本來還迷茫的神經系統,忽然就被傅寒聲這句四六不著邊的話喚醒了,我憤怒的一拍病床,“傅寒聲,我剛從昏迷中醒過來,不得讓我緩緩?你還有沒有人性,我肚子裡可懷著你傅家的孩子呢!”
霎時,病房的空氣凝固。
安迪和護士怔怔然的看著我。
傅寒聲也同時陷入了緘默。
半晌,安迪才怯生生的開口,“染總,您,就是睡著了……”
什麼?
“我不是驚嚇過度嗎?”
我瞪圓了眼睛看向護士,護士尬笑著點頭,“您是因為過度的孕期反應,累睡著了,所以您可以出院。
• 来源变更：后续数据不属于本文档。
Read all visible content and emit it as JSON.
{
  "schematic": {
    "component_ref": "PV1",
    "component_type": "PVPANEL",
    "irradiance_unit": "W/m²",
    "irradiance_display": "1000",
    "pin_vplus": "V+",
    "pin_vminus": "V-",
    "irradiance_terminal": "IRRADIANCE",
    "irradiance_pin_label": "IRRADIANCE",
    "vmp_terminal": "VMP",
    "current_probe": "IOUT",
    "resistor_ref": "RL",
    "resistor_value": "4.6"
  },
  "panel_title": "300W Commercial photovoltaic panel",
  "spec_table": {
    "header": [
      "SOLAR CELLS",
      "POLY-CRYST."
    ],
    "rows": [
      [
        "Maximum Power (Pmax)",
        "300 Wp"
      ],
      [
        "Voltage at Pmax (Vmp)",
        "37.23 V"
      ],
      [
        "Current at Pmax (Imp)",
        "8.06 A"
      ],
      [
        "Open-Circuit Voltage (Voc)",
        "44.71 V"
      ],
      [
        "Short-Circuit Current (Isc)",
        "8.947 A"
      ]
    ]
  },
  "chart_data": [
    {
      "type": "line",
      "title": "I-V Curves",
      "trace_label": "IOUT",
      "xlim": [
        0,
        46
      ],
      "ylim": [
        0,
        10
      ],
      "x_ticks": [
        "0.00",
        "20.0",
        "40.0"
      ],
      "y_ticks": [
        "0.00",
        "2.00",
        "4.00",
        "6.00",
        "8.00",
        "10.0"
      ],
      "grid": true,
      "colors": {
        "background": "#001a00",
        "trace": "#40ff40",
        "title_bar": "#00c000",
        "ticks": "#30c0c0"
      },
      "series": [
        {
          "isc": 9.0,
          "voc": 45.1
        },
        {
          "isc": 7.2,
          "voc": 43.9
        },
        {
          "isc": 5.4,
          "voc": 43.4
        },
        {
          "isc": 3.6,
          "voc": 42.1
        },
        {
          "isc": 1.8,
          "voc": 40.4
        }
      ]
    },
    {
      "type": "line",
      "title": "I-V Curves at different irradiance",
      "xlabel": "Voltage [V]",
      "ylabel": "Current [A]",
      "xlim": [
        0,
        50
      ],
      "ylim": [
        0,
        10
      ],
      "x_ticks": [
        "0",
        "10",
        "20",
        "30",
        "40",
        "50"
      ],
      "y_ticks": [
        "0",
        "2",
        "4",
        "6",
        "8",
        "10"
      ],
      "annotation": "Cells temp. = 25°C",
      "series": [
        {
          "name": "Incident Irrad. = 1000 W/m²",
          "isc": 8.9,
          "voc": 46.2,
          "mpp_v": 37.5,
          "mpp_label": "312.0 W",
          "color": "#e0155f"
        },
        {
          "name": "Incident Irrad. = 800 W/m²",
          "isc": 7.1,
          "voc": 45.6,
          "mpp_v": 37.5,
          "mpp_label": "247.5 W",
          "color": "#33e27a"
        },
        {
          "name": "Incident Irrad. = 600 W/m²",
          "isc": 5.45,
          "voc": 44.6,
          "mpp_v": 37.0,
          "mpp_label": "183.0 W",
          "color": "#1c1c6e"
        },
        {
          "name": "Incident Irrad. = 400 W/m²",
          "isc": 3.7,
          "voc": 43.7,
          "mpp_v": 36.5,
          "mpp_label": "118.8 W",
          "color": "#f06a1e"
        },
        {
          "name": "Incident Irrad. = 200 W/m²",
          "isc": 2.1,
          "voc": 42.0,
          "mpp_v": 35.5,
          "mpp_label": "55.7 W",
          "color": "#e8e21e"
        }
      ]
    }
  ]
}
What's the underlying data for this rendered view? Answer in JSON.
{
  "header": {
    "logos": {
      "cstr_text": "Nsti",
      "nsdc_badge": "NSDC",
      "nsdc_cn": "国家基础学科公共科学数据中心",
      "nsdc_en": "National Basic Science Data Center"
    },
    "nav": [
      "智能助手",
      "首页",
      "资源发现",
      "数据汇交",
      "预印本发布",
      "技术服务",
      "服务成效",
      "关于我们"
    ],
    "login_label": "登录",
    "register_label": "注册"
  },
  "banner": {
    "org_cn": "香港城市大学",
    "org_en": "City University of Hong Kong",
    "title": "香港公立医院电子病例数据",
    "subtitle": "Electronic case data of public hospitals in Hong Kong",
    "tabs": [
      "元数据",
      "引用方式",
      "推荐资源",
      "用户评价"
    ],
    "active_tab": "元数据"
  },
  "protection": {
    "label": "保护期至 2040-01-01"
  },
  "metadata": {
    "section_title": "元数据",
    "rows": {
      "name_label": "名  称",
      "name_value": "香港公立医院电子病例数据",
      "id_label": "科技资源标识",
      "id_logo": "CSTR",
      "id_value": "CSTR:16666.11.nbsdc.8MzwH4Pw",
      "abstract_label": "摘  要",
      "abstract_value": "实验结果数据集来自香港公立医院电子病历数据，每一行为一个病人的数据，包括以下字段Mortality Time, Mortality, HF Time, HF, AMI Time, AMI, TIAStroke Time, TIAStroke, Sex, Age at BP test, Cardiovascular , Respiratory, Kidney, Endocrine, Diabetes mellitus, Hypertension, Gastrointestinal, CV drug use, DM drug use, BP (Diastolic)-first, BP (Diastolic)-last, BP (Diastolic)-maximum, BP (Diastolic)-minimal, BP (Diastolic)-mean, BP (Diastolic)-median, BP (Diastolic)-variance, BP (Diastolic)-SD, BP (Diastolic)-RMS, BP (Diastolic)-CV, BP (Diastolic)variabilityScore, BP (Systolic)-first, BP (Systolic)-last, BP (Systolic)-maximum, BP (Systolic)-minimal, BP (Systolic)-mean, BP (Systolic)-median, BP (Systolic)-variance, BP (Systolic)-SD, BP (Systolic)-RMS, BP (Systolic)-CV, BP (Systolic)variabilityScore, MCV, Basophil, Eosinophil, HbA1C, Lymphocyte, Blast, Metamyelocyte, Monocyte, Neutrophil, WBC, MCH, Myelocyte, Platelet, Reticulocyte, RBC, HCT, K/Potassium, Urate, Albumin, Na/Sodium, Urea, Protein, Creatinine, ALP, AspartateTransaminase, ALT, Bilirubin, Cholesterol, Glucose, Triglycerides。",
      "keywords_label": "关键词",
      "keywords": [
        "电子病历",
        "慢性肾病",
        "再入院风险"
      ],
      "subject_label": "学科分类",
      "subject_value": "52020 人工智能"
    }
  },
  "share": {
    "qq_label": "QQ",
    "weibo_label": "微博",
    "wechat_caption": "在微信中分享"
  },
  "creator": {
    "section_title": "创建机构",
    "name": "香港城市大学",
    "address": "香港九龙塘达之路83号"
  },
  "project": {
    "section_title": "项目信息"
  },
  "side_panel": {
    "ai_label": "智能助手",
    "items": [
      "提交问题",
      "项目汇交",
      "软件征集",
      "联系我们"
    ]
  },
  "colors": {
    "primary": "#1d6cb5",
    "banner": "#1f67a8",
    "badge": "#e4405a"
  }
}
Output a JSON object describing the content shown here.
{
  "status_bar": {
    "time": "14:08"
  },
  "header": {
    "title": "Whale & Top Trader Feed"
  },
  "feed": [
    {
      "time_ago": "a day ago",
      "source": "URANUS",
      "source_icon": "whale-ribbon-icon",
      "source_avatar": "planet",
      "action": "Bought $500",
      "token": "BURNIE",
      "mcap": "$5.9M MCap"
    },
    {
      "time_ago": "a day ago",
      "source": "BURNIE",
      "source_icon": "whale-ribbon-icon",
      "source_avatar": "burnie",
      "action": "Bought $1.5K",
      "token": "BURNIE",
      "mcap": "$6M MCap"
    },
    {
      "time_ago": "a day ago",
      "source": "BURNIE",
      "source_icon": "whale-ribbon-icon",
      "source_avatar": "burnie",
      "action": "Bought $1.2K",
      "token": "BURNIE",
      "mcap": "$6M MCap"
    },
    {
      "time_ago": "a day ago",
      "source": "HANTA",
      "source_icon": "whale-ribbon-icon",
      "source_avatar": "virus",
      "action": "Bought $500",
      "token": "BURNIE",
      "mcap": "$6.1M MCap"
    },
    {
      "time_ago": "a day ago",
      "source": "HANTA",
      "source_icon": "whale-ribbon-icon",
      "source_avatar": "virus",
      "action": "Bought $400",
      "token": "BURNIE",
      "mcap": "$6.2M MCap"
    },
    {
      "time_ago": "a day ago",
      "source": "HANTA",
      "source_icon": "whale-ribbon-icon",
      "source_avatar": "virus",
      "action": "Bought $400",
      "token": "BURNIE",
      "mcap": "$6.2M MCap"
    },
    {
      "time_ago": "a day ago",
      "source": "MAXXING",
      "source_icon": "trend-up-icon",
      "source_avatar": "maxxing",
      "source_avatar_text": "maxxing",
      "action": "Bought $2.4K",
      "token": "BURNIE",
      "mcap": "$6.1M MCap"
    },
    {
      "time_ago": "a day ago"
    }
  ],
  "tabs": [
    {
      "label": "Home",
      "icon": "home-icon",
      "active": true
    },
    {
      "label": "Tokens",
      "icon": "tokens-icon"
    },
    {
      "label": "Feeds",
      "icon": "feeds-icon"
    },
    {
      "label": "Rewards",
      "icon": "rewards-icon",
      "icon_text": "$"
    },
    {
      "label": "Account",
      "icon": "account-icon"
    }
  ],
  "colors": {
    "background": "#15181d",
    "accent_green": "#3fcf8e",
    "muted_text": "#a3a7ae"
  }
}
”
額…
下一秒,我就乖乖的從床上爬起來,跟著傅寒聲回到了寒山別墅。
一到別墅,香味撲鼻。
有一種米其林五星級酒店開餐了的即視感。
“好香!”
從早到晚水米未進的很快就被吸引到了餐廳之中。
大理石板的餐桌擺滿了各式各樣的中餐,只是菜色頗為清淡。
傅寒聲坐在我的對面,不悅道,“江染,你是豬麼?說睡就睡,睡醒了就餓?”
“我是豬,我肚子裡的孩子不成了你們傅家的豬崽子了?”
我翻了個白眼,拿起餐具開始大快朵頤。
只是我素來喜辣,這些個清湯寡水只能做果腹之用。
滿足味蕾的話,多少差點意思。
“你知不知道孩子差點沒了?”傅寒聲也不動筷,嘴角緊緊抿成一條直線。
“你忘了我是學心理學的麼?她跑到染+,根本就想見你,不過傅寒聲,以後你能不能自己的屁股自己擦。”
一般一心求死的人都會找人煙稀少的地方,哪有在鬧市讓人參觀著死的?
只是我沒想到自己險些被蘇黎推下去罷了。
作精的作,無非就是想要達到自己的目的。
她的目的,就是傅寒聲。
專心乾飯的我根本沒看到傅寒聲臉上凝出來的那層冰。